Jiggs is ice free and anglers should be able to catch fish using the same methods and presentations as at South Fork. Expect fishing to be better as the day warms up a bit and if there is a slight breeze putting a ripple on the surface of the lake. Small spinners, nightcrawlers or PowerBait should work for spin fisherman, while small wooly buggers, hares ears, prince nymphs, copper Johns and chironomids should be productive for fly rodders.
No recent report, but expect a rutted road to get there and open water once you do. Fishing conditions here historically mirror South Fork, though the fish aren’t as big.
RUBY LAKE NWR
Fishing has been good here with a 10-plus pound tiger trout being taken earlier this week by a fly fisherman. Small spinners and minnow imitations were producing some fish for spin fishermen, but fly rodders are doing better. Fly rodders should be using hare’s ears, pheasant tails, prince nymphs, midge patterns, eggs and egg sucking leeches.
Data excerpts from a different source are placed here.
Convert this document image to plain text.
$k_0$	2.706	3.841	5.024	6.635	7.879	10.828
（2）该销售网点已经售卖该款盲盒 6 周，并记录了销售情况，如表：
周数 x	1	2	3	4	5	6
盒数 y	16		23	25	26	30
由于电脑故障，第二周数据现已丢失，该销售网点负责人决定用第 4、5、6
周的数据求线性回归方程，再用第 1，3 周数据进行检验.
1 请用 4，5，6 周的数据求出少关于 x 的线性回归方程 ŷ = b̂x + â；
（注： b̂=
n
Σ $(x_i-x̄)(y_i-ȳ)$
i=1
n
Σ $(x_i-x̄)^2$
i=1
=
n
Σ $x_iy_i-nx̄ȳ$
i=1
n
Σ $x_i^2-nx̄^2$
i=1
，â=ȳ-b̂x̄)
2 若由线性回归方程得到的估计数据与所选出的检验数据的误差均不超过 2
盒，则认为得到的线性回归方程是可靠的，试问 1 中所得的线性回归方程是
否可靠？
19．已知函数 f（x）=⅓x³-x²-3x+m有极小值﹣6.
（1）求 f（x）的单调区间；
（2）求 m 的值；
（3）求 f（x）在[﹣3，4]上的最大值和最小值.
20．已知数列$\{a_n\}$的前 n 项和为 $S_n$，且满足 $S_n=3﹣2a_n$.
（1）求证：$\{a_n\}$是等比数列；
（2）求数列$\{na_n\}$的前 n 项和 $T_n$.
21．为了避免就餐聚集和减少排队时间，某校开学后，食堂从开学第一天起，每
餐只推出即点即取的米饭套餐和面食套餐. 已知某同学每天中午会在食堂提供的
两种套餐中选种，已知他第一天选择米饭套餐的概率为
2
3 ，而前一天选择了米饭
When all else fails and the fish are laughing at you try a fly that you would never fish here. Sometimes something they haven’t seen before will trigger them to strike. The fish are moving, so if you don’t have much luck in one area, pack up and hit another. Many anglers overlook the ponds at the south end of the refuge along the White Pine County line. They do hold some nice fish so give them a chance if the ditch isn’t producing. Harrison Pass is open.
JAKES CREEK/BOIES RESERVOIR
Jakes Creek Reservoir is about 70 percent open water. No indication anyone is fishing it. Dark presentations often work here. Dark colored spinners, minnow imitations (with a light underbelly), wooly buggers and nymphs. As with all of our high desert reservoirs, chironomids make up a large portion of the trout’s diet in the spring.
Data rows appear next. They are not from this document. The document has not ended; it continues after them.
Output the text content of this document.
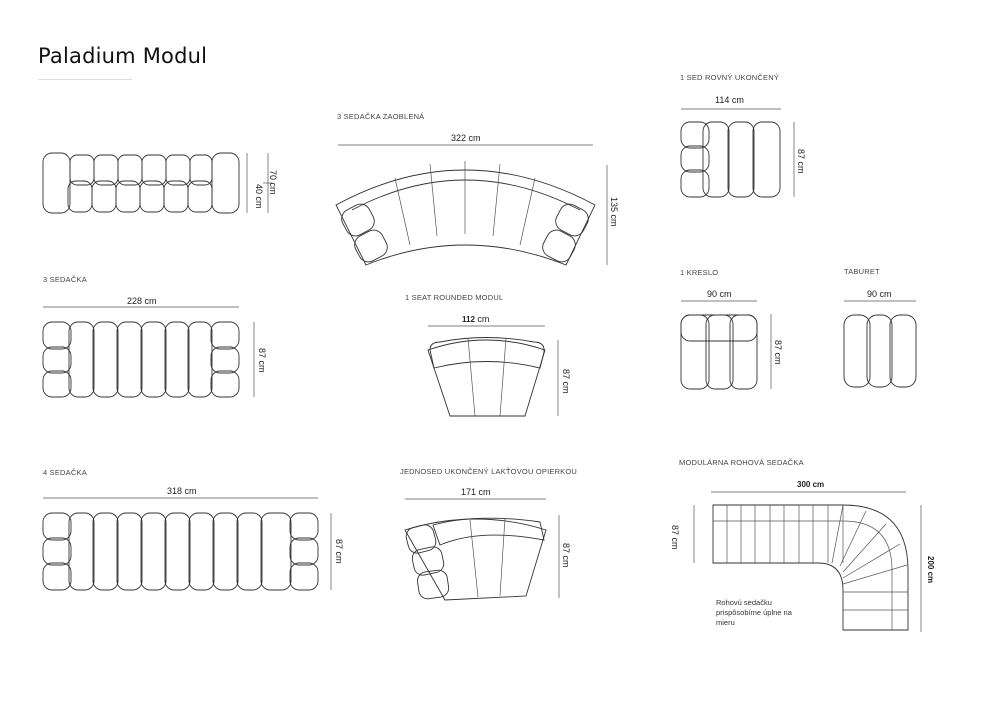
Paladium Modul
70 cm
40 cm
3 SEDAČKA ZAOBLENÁ
322 cm
135 cm
1 SED ROVNÝ UKONČENÝ
114 cm
87 cm
3 SEDAČKA
228 cm
87 cm
1 SEAT ROUNDED MODUL
112 cm
87 cm
1 KRESLO
90 cm
87 cm
TABURET
90 cm
4 SEDAČKA
318 cm
87 cm
JEDNOSED UKONČENÝ LAKŤOVOU OPIERKOU
171 cm
87 cm
MODULÁRNA ROHOVÁ SEDAČKA
300 cm
87 cm
200 cm
Rohovú sedačku prispôsobíme úplne na mieru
Cave Lake has unsafe ice and some open water for fishing. Expect good fishing for 10-12 inch fish using worms, PowerBait and small spinners.
There is plenty of open water for fishing and the ice on the lake should be considered unsafe. Anglers have had good luck using nightcrawlers catching fish ranging from 12 to 19 inches. PowerBait should also work. Small spinners retrieved slowly should also work. Fly fishermen should use wooly buggers, damselfly nymphs, prince nymphs, copper Johns and hares ears.